There's no denying that a room filled with neon lights is a sight to behold, but would you be willing to pay $40 for the privilege of walking through a small gallery filled with glowing tubes that's dwarfed by most exhibitions at the Art Institute of Chicago or the Museum of Contemporary Art? Up until yesterday, that was the price being charged for tickets to the Neon and Light Museum, a new pop-up exhibition curated by local gallerist Ken Saunders that will be on view from September 9 through October 31.
After hosting a preview of the exhibit—which is housed in a gutted, bare-bones River North space that used to host Latin American restaurant Naçional 27—last week, the organizers of the Neon and Light Museum had an abrupt change of heart about ticket pricing. As of yesterday, guests will now be able to purchase tickets to view the nearly 60 works on display for a slightly more reasonable $25 fee (those who purchased the more expensive tickets will receive free VIP upgrades or an additional ticket). The price still seems a bit high considering the size of the exhibit, but the pop-up shows that have proliferated throughout Chicago over the past few months have proved that folks are willing to pay as much as $50 to explore relatively compact exhibits, like a collection of Bansky prints or high-tech projections of Van Gogh works.
The thing that separates the Neon and Light Museum from those aforementioned pop-ups is that, save for a single work that's attributed to John Lennon (of a little band called the Beatles), this exhibit doesn't contain work by artists with the household name recognition of Banksy or Van Gogh.
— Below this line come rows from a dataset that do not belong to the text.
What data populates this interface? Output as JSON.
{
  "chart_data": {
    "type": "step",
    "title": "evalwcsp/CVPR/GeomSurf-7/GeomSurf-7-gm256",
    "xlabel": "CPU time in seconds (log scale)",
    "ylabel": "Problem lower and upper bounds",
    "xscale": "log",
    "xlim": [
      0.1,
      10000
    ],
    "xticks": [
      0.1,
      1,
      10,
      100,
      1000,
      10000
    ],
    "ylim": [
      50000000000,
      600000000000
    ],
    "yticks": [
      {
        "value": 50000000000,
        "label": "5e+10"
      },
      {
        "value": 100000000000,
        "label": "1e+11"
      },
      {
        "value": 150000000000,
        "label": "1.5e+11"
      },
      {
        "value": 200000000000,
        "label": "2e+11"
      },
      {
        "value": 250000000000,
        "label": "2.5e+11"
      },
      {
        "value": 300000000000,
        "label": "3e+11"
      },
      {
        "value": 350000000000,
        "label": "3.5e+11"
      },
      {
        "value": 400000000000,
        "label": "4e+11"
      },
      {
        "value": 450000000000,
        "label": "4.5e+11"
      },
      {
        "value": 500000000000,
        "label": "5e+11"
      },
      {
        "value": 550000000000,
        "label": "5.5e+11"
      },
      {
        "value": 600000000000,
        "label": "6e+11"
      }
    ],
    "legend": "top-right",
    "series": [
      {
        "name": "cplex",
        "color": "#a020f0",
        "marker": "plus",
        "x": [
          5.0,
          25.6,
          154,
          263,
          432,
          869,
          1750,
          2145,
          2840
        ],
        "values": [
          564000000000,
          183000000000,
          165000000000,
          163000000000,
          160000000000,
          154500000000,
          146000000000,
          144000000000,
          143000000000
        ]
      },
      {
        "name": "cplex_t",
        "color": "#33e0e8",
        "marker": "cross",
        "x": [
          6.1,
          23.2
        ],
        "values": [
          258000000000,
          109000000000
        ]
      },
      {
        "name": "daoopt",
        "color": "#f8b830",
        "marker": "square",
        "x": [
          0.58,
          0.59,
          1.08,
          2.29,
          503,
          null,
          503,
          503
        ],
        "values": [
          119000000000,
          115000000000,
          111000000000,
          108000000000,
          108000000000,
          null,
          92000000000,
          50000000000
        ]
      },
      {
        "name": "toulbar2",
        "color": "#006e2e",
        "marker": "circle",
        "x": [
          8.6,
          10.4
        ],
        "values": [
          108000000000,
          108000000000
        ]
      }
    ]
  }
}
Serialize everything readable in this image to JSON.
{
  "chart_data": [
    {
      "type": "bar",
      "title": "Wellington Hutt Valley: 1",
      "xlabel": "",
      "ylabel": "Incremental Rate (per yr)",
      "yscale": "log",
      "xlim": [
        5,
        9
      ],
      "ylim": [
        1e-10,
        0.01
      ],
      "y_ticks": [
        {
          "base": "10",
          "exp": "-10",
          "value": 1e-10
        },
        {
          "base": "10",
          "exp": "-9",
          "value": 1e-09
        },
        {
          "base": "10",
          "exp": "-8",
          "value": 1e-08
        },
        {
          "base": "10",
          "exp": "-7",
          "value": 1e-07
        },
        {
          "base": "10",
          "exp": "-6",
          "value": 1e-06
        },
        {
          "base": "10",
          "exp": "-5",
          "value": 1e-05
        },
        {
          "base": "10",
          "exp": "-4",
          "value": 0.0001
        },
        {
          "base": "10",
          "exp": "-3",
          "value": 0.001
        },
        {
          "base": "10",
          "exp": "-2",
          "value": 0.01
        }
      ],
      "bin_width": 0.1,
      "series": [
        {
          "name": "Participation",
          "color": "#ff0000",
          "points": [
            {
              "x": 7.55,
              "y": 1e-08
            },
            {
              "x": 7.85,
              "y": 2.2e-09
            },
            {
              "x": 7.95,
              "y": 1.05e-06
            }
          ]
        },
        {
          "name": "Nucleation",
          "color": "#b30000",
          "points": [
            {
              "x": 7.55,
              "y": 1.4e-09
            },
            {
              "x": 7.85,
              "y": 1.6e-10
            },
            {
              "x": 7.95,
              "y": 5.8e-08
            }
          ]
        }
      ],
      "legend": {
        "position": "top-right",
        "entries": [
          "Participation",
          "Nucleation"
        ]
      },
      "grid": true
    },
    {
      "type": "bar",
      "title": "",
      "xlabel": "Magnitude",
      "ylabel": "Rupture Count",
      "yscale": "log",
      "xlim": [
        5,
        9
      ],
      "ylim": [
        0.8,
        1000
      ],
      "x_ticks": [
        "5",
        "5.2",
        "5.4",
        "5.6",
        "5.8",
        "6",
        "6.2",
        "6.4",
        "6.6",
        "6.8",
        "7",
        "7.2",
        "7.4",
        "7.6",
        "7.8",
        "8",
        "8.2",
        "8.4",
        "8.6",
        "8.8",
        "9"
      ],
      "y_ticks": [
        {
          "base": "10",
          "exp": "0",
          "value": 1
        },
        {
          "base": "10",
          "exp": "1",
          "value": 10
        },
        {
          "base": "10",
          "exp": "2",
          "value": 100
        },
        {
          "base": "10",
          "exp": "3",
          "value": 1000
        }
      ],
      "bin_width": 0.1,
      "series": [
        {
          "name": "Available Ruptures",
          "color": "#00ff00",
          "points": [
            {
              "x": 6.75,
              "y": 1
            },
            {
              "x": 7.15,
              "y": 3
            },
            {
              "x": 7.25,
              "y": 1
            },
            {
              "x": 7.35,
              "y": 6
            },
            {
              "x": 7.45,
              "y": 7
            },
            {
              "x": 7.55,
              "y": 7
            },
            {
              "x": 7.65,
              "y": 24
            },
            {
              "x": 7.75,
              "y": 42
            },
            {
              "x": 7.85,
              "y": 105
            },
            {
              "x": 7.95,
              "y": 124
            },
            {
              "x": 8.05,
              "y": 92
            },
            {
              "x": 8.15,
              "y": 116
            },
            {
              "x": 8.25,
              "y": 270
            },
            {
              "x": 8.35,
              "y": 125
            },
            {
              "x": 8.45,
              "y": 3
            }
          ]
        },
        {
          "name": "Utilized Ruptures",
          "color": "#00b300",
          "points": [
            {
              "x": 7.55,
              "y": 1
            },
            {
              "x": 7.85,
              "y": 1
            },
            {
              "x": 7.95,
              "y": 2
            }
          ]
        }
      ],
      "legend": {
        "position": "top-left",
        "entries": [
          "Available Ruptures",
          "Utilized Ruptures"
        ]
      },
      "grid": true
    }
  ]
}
Sure, some fans of conceptual artist Bruce Nauman or multimedia artist Monika Wulfers may show up to see specific works on display, but the majority of Neon and Light Museum attendees are likely coming to admire the spectacle of electrified gas and snap some cool photos along the way.
With a series of hanging neon rods making up a work by Wulfers dominating the middle of the space, the Neon and Light Museum spreads the various works on display along the walls (and columns) of a single room, making it easy for Instagrammers to make their rounds. The lights are a bit dim to accentuate the colorful glow of the various pieces, but not so low that you'll come away with blown-out photos of the installation—in fact, the lighting appeared to be optimized for aesthetically-pleasing photos.
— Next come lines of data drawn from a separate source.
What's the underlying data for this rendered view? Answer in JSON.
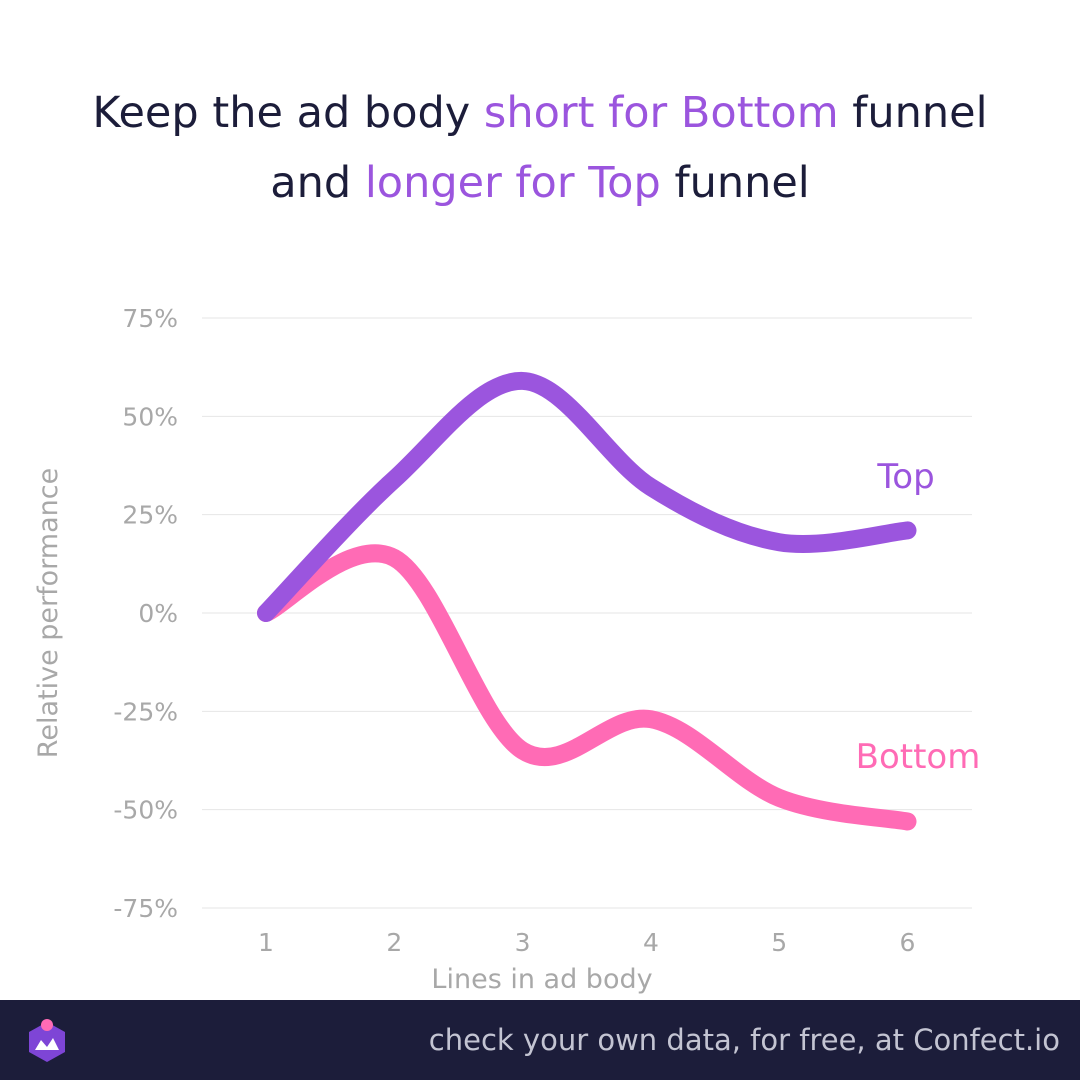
{
  "title": {
    "part1": "Keep the ad body ",
    "part2": "short for Bottom",
    "part3": " funnel",
    "part4": "and ",
    "part5": "longer for Top",
    "part6": " funnel"
  },
  "footer": {
    "text": "check your own data, for free, at Confect.io"
  },
  "colors": {
    "top": "#9b55de",
    "bottom": "#ff6bb5",
    "dark": "#1c1d3a",
    "axis_text": "#a8a8a8",
    "grid": "#e6e6e6"
  },
  "chart_data": {
    "type": "line",
    "xlabel": "Lines in ad body",
    "ylabel": "Relative performance",
    "x": [
      1,
      2,
      3,
      4,
      5,
      6
    ],
    "ylim": [
      -75,
      75
    ],
    "yticks": [
      75,
      50,
      25,
      0,
      -25,
      -50,
      -75
    ],
    "ytick_labels": [
      "75%",
      "50%",
      "25%",
      "0%",
      "-25%",
      "-50%",
      "-75%"
    ],
    "xtick_labels": [
      "1",
      "2",
      "3",
      "4",
      "5",
      "6"
    ],
    "grid": true,
    "series": [
      {
        "name": "Top",
        "values": [
          0,
          34,
          59,
          32,
          18,
          21
        ],
        "color": "#9b55de"
      },
      {
        "name": "Bottom",
        "values": [
          0,
          14,
          -35,
          -27,
          -47,
          -53
        ],
        "color": "#ff6bb5"
      }
    ]
  }
}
Walking laps around the space, a few of the works jumped out at me, including a sculpture by Gary Justic called "Big Onion" that shines light through panes of glass to create colorful projections and shadows and a projection by artists Annica Cuppetelli and Cristobal Mendoza that reacts as guests walk by a camera mounted in front of it. I also enjoyed the glow of Jacob Fishman's symbolic mash-up "Rear View Mirror," the hanging "Night Birds" sculptures by Michael Young and a neon figure reclining on a bed of nails called "Bored of Frustration" by John E. Bannon.
I admit that when I heard the pop-up being referred to as a "museum" earlier this year, I expected a much larger collection of works presented in the style of an exhibit that you might find at the Art Institute or the MCA, with pieces grouped together according to shared themes or by artist. The Neon and Light Museum looks more like a group show at a gallery, presented without much context and hung in a barren space that allows the art to be the undisputed centerpiece. I can't fault it for merely not living up to my expectations, though I can't imagine I'll be the only person who finds the "museum" descriptor to be a misnomer.
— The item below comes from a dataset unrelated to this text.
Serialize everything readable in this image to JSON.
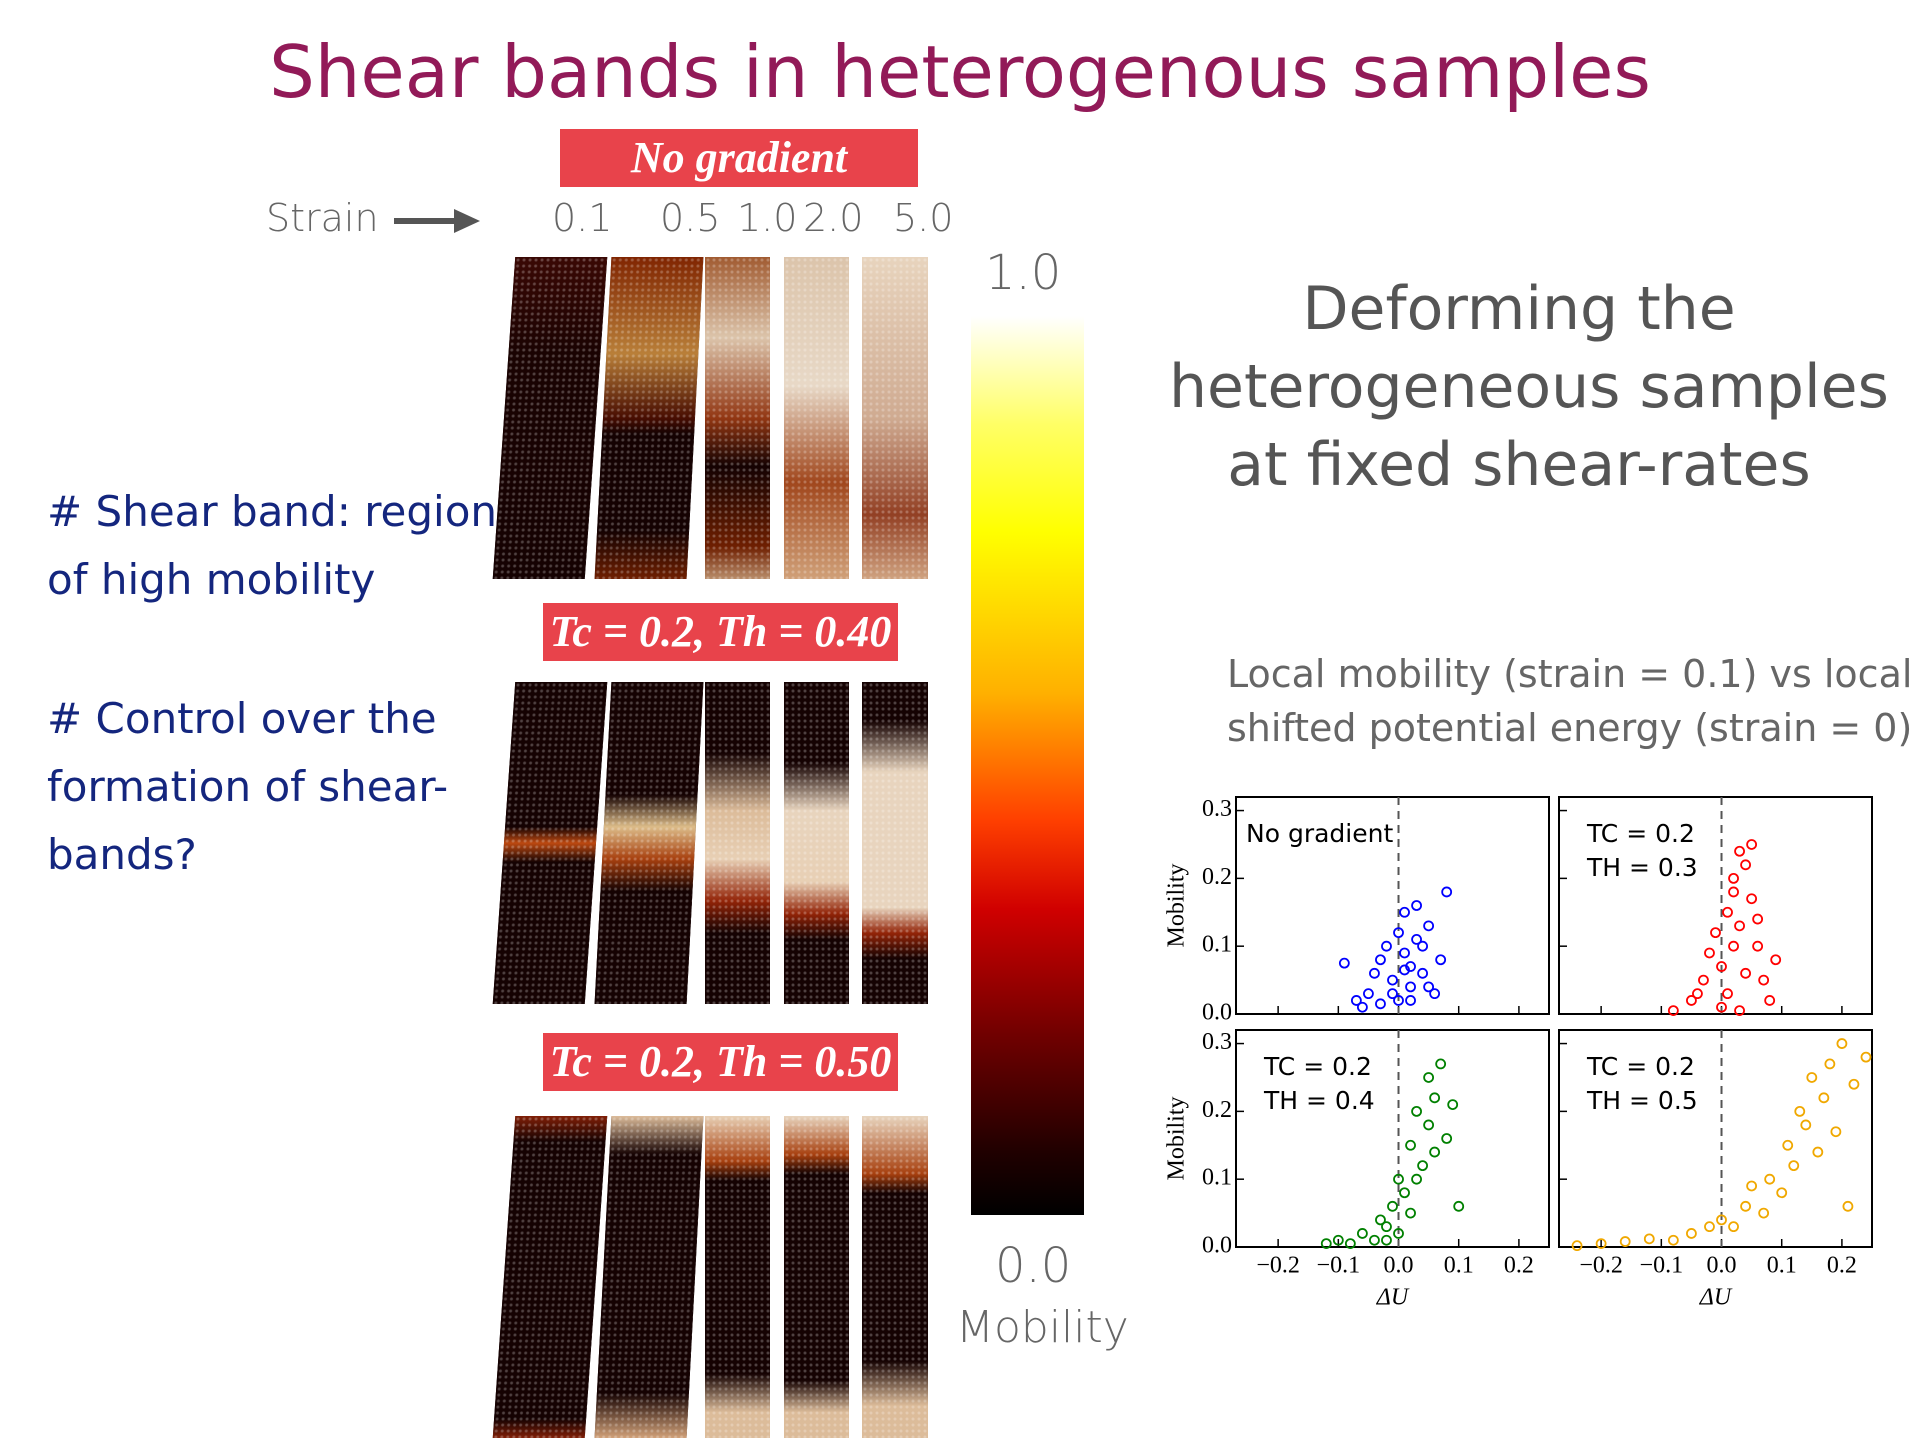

The Neon and Light Museum is clearly an exhibit that's constructed for easy Instagramming, though it does house some interesting works that you'd be hard-pressed to find on display elsewhere in the city. It's a pop-up experience that I expect a lot of people will gladly pay $25 to see, but it's also a show that may leave some attendees feeling cheated. It might be best described by a neon sign by Jacob Fishman that adorns the back wall of the gallery: "It is what it is."